In Duomo il programma prevedeva che Francesco rispondesse a tre domande di rappresentanti dei religiosi della diocesi. La prima gliel’ha rivolta don Gaetano Gioia, che rispetto al testo inviato (e distribuito ai giornalisti) ha aggiunto una sottolineatura molto sofferta: “avvertiamo le sfide della secolarizzazione e l’irrilevanza della fede dentro l’evoluzione della società milanese”. Perché Milano è anche questo, non ce lo si può nascondere. Il Papa da par suo ha fatto anche lui un’aggiunta prendendo spunto da un’immagine fatta da don Gaetano. “Tu sai che l’evangelizzazione non sempre è sinonimo di ‘prendere i pesci’: è andare, prendere il largo, dare testimonianza… e poi il Signore, Lui ‘prende i pesci'”. Una sottolineatura semplice e liberante, che vale per tutti, ma che vale ancor di più per un temperamento come quello milanese, perché la sacrosanta vocazione al fare a volte resta “prigioniera” dell’esito. Invece quel che conta è “andare, prendere il largo” e soprattutto dare testimonianza della fede come esperienza di gioia (e Francesco su questo ha citato “il grande Paolo VI”, vescovo della città prima di essere Papa). 

Poi c’è stata la tappa del carcere, a porte chiuse e senza telecamere. La tappa più lunga del viaggio, ben tre ore con detenuti, personale e volontari. Il carcere “è il cuore ferito” della città, che la città non può ignorare e dimenticare. Non c’era bisogno di aggiungere parole, perché il ribaltamento di gerarchie che il Papa ha messo in atto impostando il programma della sua visita vale come un’indicazione della strada per rendere più umana la città. Lo ha colto bene il cardinal Scola quando, quasi commosso, chiudendo questa grande giornata, ha voluto ricordare la “ferita” dei due detenuti che nei giorni scorsi si erano tolti la vita nel carcere di Monza.

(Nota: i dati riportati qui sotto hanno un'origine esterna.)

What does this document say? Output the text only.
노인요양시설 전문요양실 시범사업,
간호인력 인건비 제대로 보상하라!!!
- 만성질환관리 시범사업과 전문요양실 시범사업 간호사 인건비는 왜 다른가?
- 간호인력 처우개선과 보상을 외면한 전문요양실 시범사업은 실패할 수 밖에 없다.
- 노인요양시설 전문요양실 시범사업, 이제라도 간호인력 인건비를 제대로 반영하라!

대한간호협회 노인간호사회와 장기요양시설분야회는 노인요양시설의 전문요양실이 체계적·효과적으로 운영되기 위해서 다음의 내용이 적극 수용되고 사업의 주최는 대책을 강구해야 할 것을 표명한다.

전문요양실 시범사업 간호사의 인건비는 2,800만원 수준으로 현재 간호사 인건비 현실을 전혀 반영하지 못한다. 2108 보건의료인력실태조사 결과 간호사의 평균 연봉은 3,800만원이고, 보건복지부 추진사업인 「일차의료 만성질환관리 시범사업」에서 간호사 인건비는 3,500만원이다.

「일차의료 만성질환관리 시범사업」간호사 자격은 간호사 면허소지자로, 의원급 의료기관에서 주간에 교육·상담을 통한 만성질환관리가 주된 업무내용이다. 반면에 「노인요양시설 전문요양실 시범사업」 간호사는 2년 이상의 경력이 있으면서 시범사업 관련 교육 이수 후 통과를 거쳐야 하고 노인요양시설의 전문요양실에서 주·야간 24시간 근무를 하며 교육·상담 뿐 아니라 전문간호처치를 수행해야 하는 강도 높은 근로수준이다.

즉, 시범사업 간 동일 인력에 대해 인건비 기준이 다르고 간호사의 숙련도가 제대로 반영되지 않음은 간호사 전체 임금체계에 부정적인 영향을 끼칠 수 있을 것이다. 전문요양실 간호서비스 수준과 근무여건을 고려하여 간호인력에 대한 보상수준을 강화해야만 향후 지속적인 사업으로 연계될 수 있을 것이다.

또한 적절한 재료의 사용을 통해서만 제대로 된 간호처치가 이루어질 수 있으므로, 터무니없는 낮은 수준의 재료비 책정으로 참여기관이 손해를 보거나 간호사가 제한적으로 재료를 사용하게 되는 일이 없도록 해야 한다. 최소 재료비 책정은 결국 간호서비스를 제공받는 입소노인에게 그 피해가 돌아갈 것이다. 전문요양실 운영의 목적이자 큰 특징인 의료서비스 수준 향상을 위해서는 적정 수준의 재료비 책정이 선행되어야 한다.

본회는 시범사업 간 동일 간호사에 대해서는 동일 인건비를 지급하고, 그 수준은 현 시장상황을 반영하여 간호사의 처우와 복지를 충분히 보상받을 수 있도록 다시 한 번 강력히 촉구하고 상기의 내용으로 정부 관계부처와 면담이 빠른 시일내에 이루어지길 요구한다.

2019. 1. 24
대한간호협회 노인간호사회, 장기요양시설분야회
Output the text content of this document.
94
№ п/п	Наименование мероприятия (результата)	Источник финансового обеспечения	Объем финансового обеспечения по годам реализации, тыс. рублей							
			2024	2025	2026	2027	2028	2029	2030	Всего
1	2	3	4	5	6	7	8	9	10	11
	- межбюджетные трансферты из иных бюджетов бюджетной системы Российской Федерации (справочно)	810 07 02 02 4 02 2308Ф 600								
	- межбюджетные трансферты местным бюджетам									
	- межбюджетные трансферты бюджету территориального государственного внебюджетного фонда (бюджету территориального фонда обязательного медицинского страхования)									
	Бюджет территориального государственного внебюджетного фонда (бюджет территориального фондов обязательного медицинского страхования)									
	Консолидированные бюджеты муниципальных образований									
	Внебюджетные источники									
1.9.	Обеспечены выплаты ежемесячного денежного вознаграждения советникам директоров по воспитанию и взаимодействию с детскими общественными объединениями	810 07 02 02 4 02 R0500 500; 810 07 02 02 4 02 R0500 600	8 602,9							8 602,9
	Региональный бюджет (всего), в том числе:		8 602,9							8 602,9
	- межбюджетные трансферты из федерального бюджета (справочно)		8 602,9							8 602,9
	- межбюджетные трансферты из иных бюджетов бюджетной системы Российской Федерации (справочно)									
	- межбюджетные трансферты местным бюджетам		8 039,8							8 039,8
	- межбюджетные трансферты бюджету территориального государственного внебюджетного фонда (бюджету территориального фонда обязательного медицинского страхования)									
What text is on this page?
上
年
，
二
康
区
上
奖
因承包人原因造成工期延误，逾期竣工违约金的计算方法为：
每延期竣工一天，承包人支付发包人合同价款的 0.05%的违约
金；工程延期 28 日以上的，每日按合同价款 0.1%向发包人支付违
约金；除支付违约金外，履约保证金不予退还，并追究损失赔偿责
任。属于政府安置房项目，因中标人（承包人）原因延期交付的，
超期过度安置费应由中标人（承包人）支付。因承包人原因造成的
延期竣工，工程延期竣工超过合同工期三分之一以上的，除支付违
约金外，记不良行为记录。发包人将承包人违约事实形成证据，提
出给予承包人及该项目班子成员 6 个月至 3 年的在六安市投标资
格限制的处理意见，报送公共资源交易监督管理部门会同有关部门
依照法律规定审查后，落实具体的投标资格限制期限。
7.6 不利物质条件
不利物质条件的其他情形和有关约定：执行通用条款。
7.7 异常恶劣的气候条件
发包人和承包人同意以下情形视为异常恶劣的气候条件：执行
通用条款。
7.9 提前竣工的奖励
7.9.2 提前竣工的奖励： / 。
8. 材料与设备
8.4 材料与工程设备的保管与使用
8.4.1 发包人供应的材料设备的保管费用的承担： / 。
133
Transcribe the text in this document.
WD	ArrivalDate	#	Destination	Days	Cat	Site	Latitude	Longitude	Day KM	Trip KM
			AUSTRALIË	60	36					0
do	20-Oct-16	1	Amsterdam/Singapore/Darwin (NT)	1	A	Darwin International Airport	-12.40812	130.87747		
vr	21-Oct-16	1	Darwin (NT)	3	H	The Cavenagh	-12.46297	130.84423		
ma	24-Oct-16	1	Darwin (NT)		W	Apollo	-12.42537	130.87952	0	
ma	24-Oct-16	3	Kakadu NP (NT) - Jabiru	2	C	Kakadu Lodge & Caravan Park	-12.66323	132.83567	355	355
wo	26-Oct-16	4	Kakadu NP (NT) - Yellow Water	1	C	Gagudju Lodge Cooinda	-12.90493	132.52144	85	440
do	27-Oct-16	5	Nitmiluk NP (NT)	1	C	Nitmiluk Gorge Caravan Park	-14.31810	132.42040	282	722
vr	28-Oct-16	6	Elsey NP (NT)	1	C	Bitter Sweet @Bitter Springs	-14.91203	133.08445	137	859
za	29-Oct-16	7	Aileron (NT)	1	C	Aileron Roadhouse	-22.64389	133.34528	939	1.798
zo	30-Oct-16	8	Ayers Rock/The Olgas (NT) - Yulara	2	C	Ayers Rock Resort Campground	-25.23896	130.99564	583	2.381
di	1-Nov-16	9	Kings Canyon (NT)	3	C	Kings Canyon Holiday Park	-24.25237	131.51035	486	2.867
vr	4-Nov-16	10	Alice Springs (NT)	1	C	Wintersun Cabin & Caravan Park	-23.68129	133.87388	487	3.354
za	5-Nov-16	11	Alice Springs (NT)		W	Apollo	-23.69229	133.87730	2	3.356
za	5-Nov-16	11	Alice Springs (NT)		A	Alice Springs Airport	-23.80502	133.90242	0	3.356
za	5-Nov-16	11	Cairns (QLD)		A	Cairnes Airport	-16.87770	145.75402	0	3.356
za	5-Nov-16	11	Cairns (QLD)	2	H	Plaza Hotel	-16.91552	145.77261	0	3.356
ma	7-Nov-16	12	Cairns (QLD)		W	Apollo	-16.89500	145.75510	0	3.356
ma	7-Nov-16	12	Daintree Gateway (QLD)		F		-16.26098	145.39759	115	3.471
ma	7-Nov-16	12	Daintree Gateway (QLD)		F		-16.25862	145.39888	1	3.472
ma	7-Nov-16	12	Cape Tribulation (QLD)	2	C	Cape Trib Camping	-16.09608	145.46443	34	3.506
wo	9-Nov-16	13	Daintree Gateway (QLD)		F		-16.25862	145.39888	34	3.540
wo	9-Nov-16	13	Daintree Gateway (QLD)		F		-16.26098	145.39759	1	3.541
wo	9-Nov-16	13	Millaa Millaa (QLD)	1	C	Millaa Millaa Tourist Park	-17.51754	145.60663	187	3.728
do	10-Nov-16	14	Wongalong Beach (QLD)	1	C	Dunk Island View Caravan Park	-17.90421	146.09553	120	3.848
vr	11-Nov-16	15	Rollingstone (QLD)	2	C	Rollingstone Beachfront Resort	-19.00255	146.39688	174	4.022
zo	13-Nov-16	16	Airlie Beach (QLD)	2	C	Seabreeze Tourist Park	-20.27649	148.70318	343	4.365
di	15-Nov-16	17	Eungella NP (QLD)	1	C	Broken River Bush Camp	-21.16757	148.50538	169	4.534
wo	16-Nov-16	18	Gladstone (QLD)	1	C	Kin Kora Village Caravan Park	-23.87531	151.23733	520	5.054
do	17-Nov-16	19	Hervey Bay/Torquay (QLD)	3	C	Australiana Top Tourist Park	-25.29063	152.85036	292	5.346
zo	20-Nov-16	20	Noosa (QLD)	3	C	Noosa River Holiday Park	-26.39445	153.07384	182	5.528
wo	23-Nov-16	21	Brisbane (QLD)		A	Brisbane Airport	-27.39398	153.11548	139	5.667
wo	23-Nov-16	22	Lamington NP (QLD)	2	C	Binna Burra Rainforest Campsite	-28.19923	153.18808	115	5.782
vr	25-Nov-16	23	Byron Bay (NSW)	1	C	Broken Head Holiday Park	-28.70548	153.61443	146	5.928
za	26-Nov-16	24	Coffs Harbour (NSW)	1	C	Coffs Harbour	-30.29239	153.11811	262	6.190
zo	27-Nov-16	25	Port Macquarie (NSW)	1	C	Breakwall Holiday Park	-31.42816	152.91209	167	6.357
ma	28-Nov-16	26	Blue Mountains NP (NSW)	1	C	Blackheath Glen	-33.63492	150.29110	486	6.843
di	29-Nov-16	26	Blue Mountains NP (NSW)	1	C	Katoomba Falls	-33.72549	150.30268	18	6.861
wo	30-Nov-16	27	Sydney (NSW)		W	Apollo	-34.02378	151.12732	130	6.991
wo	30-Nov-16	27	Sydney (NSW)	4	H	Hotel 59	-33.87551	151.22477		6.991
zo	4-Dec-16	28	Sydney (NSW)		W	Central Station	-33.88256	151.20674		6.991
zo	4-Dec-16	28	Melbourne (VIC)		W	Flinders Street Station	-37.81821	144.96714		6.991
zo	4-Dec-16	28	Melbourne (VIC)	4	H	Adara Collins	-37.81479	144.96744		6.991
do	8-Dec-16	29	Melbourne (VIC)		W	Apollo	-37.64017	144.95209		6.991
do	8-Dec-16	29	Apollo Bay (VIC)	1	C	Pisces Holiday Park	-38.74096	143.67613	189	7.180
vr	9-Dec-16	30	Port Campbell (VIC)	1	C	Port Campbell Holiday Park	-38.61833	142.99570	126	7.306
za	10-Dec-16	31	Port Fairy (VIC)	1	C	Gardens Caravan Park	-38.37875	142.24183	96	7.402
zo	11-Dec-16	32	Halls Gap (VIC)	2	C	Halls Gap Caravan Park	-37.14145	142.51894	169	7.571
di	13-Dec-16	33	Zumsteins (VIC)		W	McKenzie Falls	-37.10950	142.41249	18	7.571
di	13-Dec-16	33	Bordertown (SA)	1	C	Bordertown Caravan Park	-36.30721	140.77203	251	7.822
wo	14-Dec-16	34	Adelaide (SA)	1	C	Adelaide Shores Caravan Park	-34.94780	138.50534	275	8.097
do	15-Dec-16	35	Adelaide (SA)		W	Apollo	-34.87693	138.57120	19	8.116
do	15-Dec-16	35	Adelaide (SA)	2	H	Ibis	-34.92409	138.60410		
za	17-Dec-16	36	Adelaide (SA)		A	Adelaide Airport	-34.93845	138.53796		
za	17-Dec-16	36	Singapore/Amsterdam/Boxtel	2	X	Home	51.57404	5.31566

Infine Milano aveva bisogno di specchiarsi nell’immenso popolo che si è ritrovato al Parco di Monza per il momento centrale del viaggio. Non è questione di numeri, ma di ritrovare un proprio volto, in grado di dare profondità e serietà umana all’ottimismo che fortunatamente ha pervaso la vita della città in questi anni recenti. Perché la nuova Milano sia davvero una chance per tutti e non solo per una fortunata élite.